Abbreviations: M = Mean; Max = maximum; Min = minimum; SD = standard deviation.

Pearson correlation coefficients between the variables were explored (Table 4). Baseline anxiety and depression, EDE‐Q scores for session 1 and 4, and change in EDE‐Q scores were all significantly correlated with each other. Large significant correlations were found between session 1 and 4 EDE‐Q scores and change in EDE‐Q scores, and between baseline depression and anxiety.

TABLE 4.

Descriptive statistics and correlations for study variables.

Variable M SD Min–Max Diagnosis type a Depression Anxiety Therapeutic alliance Wait time Session 1 global EDE‐Q Session 4 global EDE‐Q Change in global EDE‐Q
Diagnosis type a 0.42 0.50 0–1
Baseline depression 13.60 5.90 3–26 −0.08
Baseline anxiety 11.33 5.95 0–21 0.05 0.69**
Therapeutic alliance 4.13 0.69 2–5 0.10 −0.10 −0.04
Wait time 81.26 34.67 2.29–175.00 −0.28* 0.07 −0.07 −0.02
Session 1 global EDE‐Q 3.59 1.25 0.11–5.75 −0.12 0.44** 0.40** −0.16 0.05
Session 4 global EDE‐Q 2.97 1.24 0.54–5.75 −0.09 0.39** 0.38** −0.20 0.18 0.73**
Change in global EDE‐Q −0.62 0.91 −2.86–2.46 0.04 −0.08 −0.02 −0.05 0.16 −0.38** 0.35**

Abbreviations: EDE‐Q = Eating Disorders Examination Questionnaire; M = Mean; Max = maximum; Min = minimum; SD = standard deviation.

a

0 = binge eating and 1 = restrictive.

*

p < 0.01.

**

p < 0.001.

A paired t‐test was conducted to explore change in EDE‐Q scores between sessions 1 and 4. Overall mean scores were significantly lower at session 4 than session 1 (M diff = 0.62, 95% CI [0.44, 0.79]), indicating that EDE‐Q scores significantly reduced early in CBT‐T (t (106) = 7.04, p < 0.001). Less than 1% of patients experienced a clinically significant increase in EDE‐Q scores in the first four sessions.
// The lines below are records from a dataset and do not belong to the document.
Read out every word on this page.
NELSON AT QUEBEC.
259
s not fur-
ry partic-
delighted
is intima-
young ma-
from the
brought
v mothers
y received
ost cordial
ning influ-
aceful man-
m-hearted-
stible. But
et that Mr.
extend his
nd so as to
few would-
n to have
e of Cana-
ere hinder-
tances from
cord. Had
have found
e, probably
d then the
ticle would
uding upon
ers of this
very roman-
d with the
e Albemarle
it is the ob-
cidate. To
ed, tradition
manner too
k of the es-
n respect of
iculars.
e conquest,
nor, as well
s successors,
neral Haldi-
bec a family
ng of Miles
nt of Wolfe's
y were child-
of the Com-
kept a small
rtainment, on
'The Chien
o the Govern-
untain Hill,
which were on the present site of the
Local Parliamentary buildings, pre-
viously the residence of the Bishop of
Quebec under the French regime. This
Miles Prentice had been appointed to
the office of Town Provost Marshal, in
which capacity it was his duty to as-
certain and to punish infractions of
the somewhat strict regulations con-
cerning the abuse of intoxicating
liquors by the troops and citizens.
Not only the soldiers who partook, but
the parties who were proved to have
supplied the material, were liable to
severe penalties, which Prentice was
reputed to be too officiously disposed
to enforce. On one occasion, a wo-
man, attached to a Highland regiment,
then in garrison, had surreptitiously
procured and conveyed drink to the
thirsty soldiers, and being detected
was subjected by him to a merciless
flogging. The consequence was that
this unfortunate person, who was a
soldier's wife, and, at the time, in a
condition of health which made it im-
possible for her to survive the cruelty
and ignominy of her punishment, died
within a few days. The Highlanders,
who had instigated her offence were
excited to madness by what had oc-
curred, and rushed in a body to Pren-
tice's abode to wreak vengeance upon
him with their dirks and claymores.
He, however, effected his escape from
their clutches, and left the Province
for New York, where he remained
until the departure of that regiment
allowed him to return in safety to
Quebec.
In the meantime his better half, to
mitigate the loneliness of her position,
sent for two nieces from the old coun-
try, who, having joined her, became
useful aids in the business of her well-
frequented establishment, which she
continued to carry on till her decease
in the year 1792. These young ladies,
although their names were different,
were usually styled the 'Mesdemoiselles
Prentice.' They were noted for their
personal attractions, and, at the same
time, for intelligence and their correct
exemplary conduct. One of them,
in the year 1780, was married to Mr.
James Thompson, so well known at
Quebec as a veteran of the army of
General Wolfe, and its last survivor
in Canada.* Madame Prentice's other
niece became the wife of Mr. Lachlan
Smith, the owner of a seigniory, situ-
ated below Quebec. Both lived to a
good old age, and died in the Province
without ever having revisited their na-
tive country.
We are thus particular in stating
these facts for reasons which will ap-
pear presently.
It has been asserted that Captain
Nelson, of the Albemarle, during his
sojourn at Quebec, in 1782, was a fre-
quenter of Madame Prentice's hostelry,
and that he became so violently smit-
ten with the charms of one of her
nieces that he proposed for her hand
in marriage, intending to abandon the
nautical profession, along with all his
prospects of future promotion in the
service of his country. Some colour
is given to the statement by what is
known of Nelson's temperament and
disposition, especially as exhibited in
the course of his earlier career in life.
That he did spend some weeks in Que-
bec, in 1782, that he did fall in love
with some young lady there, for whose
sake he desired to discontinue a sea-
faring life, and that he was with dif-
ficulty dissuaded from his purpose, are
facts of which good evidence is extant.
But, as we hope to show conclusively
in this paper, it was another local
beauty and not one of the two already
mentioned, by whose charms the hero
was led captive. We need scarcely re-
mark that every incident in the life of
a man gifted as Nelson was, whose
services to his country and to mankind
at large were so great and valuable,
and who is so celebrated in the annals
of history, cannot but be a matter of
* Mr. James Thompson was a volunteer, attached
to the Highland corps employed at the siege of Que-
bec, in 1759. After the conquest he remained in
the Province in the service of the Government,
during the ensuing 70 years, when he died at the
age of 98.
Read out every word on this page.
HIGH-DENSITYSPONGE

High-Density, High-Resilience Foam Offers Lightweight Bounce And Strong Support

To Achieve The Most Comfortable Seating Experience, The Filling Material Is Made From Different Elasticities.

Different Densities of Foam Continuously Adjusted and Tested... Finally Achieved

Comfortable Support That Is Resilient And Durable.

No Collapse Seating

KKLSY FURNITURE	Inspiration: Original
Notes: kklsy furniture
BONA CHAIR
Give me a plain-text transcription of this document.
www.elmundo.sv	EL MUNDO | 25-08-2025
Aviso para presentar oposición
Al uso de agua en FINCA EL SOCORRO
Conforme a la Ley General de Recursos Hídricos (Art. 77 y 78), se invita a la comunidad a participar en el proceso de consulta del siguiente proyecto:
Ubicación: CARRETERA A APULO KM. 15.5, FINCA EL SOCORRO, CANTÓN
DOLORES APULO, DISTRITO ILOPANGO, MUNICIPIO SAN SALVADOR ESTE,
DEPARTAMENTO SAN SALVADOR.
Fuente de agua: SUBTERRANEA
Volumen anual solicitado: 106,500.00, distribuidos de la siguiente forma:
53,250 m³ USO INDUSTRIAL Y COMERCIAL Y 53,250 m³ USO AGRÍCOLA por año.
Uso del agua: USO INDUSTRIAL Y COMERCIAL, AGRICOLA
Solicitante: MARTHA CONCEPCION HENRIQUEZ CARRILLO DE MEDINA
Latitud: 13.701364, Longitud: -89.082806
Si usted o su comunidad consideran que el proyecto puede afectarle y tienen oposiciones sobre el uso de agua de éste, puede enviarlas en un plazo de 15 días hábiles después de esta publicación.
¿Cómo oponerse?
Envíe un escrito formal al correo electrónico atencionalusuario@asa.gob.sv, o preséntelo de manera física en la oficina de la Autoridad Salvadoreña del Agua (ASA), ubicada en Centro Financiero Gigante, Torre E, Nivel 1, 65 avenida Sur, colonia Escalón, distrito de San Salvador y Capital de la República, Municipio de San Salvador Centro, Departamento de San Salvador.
At session 1, 26.17% of service users' EDE‐Q scores were below the cut‐off for remission (2.77; Turner et al. 2015), rising to 43.93% by session 4. After the first 4 sessions, 21.5% of service users met the criterion for the RCI, and 8.41% met the criterion for CSC.

4.2. Predictors of Early Change

Robust multiple regression models revealed no significant associations between any of the five predictor variables (diagnosis type, wait time, baseline depression, baseline anxiety, and therapeutic alliance) and change in EDE‐Q scores between sessions 1 and 4 (Table 5). All models accounted for less than 2% of the variation in change in EDE‐Q scores, and the effect sizes were small to medium. Post hoc power analyses were conducted using G*Power (Faul et al. 2009) to evaluate the power of the robust multiple regression model. The achieved power of the five predictors ranged between 0.692 and 0.848, with only wait time having power of over the commonly accepted threshold of 0.80, based on a total sample size of 107 participants and an alpha level of 0.05.

TABLE 5.

Robust multiple regression models exploring predictors of change in EDE‐Q scores.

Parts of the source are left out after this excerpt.